Ah, the Variety Show
. A quirky mish-mash of musical acts and comedy sketches. Definitely the highlight of television entertainment in The Seventies
Then came Pink Lady And Jeff
As the story goes, in 1980, NBC
head Fred Silverman saw a Walter Cronkite report on a popular Japanese pop
duo called Pink Lady. Echoing a similar situation with Ed Sullivan and The Beatles
in 1964 (Sullivan saw the Beatles in a Cronkite report and immediately booked them), Silverman thought that Pink Lady would be a HUGE success in the United States.
So he gave the two members of Pink Lady, Mitsuyo "Mie" Nemoto and Keiko "Kei" Masuda, a variety show (also called Pink Lady
), to be helmed by Sid and Marty Krofft
, featuring Mark Evanier
as head writer and seasoned variety show director Art Fisher as director.What could go wrong?
Well, right from the beginning, the show was destined for failure. Mie and Kei didn't know a word of English, so the producers brought in comedian Jeff Altman (who was under contract to NBC) as a co-host. Mie and Kei learned their few English lines phonetically.
Plus, the girls weren't allowed to sing the songs that made them popular in Japan, and were only allowed to sing covers of American disco hits. Which, if you recall your music history, wasn't a good thing in 1980.
And wouldn't you know it, the show died after five episodes, taking the already-dying variety show genre with it.
It gained a reputation as one of the worst TV shows ever.The Agony Booth
eventually recapped all five episodes (plus a Missing Episode
) in 2010. You can read their reviews here.
Pink Lady And Jeff contains examples of:
- Drop-In Character: Since the show was already suffering in the beginning, NBC decided to bring in an ensemble cast of comedy players to try and help boost the slumping ratings, including a then-unknown Jim Varney.
- Executive Meddling: Big time. Basically, NBC just up and had Sid & Marty Krofft make this show for them (and lied to them in the process when Marty asked if the girls knew how to speak English). Secondly, Sid outlined the entire show, coming up with the idea that the entire show would play out of a Japanese music box... which NBC shot down in favor of a Donny And Marie clone (seriously, Marty Krofft actually said in an interview that NBC refused Sid's proposal/pitch, and told them, point-blank, "No, let's just do ''Donny and Marie''). Lastly, see Drop-In Character above. This eventually lead to its premature, yet well-timed cancelation.
- Fanservice: Each show ended with Mie and Kei luring a tuxedoed Jeff into a hot tub. Jeff tried to convince the writers to do away with the segment, but he was shot down in favor of what was basically an excuse to see two attractive Japanese women in bikinis.
- Faux Fluency: Part of the reason why the skits featured in each episode were so unfunny are because Mie and Kei could not speak a word of English. All their lines were learned phonetically, making improvisation impossible. Also, they were unintelligible half of the time anyway...

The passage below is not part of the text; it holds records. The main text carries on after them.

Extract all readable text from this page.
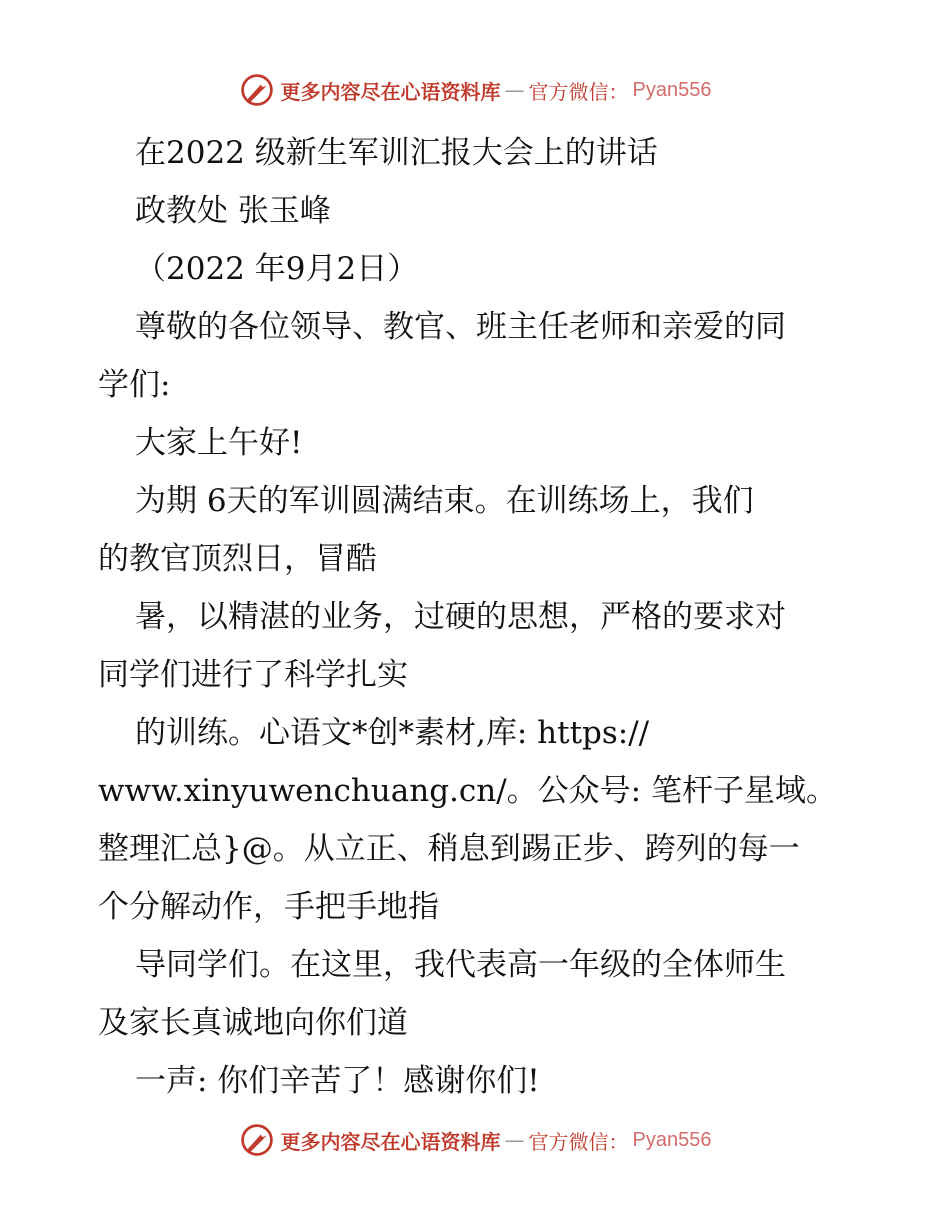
更多内容尽在心语资料库 — 官方微信： Pyan556
在2022 级新生军训汇报大会上的讲话
政教处 张玉峰
（2022 年9月2日）
尊敬的各位领导、教官、班主任老师和亲爱的同
学们:
大家上午好!
为期 6天的军训圆满结束。在训练场上，我们
的教官顶烈日，冒酷
暑，以精湛的业务，过硬的思想，严格的要求对
同学们进行了科学扎实
的训练。心语文*创*素材,库: https://
www.xinyuwenchuang.cn/。公众号: 笔杆子星域。
整理汇总}@。从立正、稍息到踢正步、跨列的每一
个分解动作，手把手地指
导同学们。在这里，我代表高一年级的全体师生
及家长真诚地向你们道
一声: 你们辛苦了！感谢你们!
更多内容尽在心语资料库 — 官方微信： Pyan556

- Follow the Leader: Silverman ordered PL&J to follow in the footsteps of Donny And Marie. This led to what The Other Wiki calls "...the strangest knockoff of ''Donny And Marie'' ever broadcast." See Executive Meddling above.
- Old Shame: Even Marty Krofft is aware (and pretty much agrees) that this was one of the worst shows ever made in the history of television, and has acknowledged that Saturday Night Live has even done a spoof of it once.
- Only Known by Their Nickname: The show was actually called Pink Lady, since the girls' manager demanded that the show be Pink Lady's and Pink Lady's ONLY. Except you wouldn't know it from the adverts at the time, which billed it as Pink Lady And Jeff, and which pissed off the band's manager to the point where he threatened to sue (which was a moot point anyway). In the public consciousness, the show is still referred to by the latter name, and was even listed as Pink Lady And Jeff on the DVD release.
- At the same time, Jeff Altman's manager demanded the show be named Pink Lady And Jeff, since he was, for all intents and purposes, the anchor of the show.
- Real Life Writes the Plot: A running gag was about how little the girls knew or understood about American culture. Which made sense, considering they didn't even fluently speak the language of the country their show aired in.
- Sex Sells: Pretty much the reason the Running Gag with Pink Lady stripping down to bikinis for, "Hot Tub Time," at the end of every episode.
- Not only that, but one episode's guest stars were Hugh Hefner and some of the then-current Playmates.
- Short Runner: Six episodes, of which only five made it to air before cancellation.